= Sabato triangle =

The Sábato triangle (Triángulo de Sabato) is a model concerned with linkages between science, industry and government, which has informed discussions of science policy throughout Latin America. It was developed during the 1960s and 1970s by the Argentine physicist and metallurgist Jorge Alberto Sábato, of the National Atomic Energy Commission (CNEA, the Argentine government agency overseeing development of nuclear power in the country).

==Brief description==
The idea of the triangle was proposed by John Kenneth Galbraith and developed by Sábato as a model of policy-making in science and technology. The model is based on the concept that in order for a scientific-technological system to exist in practice it is necessary for three sectors to be strongly linked together over the long term: the State (which formulates and implements policy); the scientific and technological infrastructure (which provides technology); and the productive sector (which uses technology). These interrelationships are portrayed in the form of a triangle.

Further, each "vertex" needs to have strong internal relations, that is to say, relations between the different institutions contained within itself. For example, within the State there needs to be coherence between "implicit" policy and "explicit" policy, between different ministries and autonomous organizations, and so on. The other factor considered is the external relations between the "vertices" and outside entities.

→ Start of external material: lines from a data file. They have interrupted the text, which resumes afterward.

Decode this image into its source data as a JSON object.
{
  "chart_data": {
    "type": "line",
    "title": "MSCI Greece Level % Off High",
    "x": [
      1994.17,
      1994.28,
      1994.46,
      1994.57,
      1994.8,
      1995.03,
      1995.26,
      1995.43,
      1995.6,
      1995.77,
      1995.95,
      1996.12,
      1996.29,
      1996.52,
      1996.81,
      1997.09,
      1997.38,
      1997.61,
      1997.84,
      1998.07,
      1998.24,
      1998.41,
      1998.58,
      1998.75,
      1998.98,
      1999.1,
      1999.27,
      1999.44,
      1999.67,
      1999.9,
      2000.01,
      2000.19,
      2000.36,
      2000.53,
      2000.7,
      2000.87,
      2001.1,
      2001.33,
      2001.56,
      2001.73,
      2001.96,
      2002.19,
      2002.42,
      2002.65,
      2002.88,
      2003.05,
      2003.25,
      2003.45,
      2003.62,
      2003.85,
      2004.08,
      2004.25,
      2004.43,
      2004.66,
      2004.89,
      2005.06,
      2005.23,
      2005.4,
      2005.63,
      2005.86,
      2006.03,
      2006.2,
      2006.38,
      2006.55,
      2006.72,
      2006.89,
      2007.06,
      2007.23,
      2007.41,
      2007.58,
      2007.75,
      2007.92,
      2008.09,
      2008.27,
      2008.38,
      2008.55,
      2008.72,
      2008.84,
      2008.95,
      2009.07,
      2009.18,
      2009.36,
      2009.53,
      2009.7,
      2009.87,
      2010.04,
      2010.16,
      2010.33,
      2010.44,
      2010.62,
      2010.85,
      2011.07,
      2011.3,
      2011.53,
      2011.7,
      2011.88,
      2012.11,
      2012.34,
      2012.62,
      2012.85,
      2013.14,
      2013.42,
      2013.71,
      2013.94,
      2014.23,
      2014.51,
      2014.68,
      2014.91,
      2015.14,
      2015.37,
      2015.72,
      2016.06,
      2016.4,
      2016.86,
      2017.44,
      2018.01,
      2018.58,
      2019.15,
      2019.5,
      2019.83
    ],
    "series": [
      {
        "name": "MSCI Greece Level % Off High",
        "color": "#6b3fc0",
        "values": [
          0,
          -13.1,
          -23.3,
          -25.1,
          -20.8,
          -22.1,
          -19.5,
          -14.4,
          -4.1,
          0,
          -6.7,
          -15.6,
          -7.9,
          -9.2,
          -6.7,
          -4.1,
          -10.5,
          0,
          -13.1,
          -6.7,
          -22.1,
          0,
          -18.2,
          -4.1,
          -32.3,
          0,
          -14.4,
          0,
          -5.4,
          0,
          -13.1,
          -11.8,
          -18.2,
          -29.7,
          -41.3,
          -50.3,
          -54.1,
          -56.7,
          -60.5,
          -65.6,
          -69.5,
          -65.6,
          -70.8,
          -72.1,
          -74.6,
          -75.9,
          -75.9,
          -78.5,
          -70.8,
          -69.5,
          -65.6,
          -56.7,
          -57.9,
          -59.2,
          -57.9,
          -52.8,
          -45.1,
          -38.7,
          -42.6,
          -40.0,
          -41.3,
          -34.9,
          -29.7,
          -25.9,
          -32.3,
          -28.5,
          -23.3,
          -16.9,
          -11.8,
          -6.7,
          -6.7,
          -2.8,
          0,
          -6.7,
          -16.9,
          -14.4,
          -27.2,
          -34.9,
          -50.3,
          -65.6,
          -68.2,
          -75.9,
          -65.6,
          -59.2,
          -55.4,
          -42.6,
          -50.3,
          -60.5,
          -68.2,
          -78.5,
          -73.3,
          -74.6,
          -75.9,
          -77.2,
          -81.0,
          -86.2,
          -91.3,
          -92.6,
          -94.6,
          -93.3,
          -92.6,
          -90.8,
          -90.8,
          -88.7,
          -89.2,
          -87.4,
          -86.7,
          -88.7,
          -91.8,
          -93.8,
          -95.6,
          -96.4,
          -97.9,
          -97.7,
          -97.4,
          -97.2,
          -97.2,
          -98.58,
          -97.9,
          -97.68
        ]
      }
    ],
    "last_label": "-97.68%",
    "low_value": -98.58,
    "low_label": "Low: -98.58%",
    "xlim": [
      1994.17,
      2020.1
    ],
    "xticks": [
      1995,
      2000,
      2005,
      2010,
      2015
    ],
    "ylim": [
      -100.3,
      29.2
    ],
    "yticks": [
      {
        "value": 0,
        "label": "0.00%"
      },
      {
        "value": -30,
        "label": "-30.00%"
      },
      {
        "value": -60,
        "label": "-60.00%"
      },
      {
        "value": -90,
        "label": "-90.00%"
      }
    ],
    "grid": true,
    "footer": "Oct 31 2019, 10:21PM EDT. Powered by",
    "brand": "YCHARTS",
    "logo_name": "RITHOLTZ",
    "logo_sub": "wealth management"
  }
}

The triangle has been used to shed light on technological dependency. The model predicts that the stronger the external relations, the weaker or non-existent will be the interrelationships and the internal relations, and this will delay the country in reducing its dependency.

==Impact==
The Sábato Triangle won acceptance in several countries of Latin America, having an effect upon science and technology policy there and disseminating the belief that the State had an important role in promoting technology transfer. However, a separation of the three components of the "triangle" has still been observed in more recent times.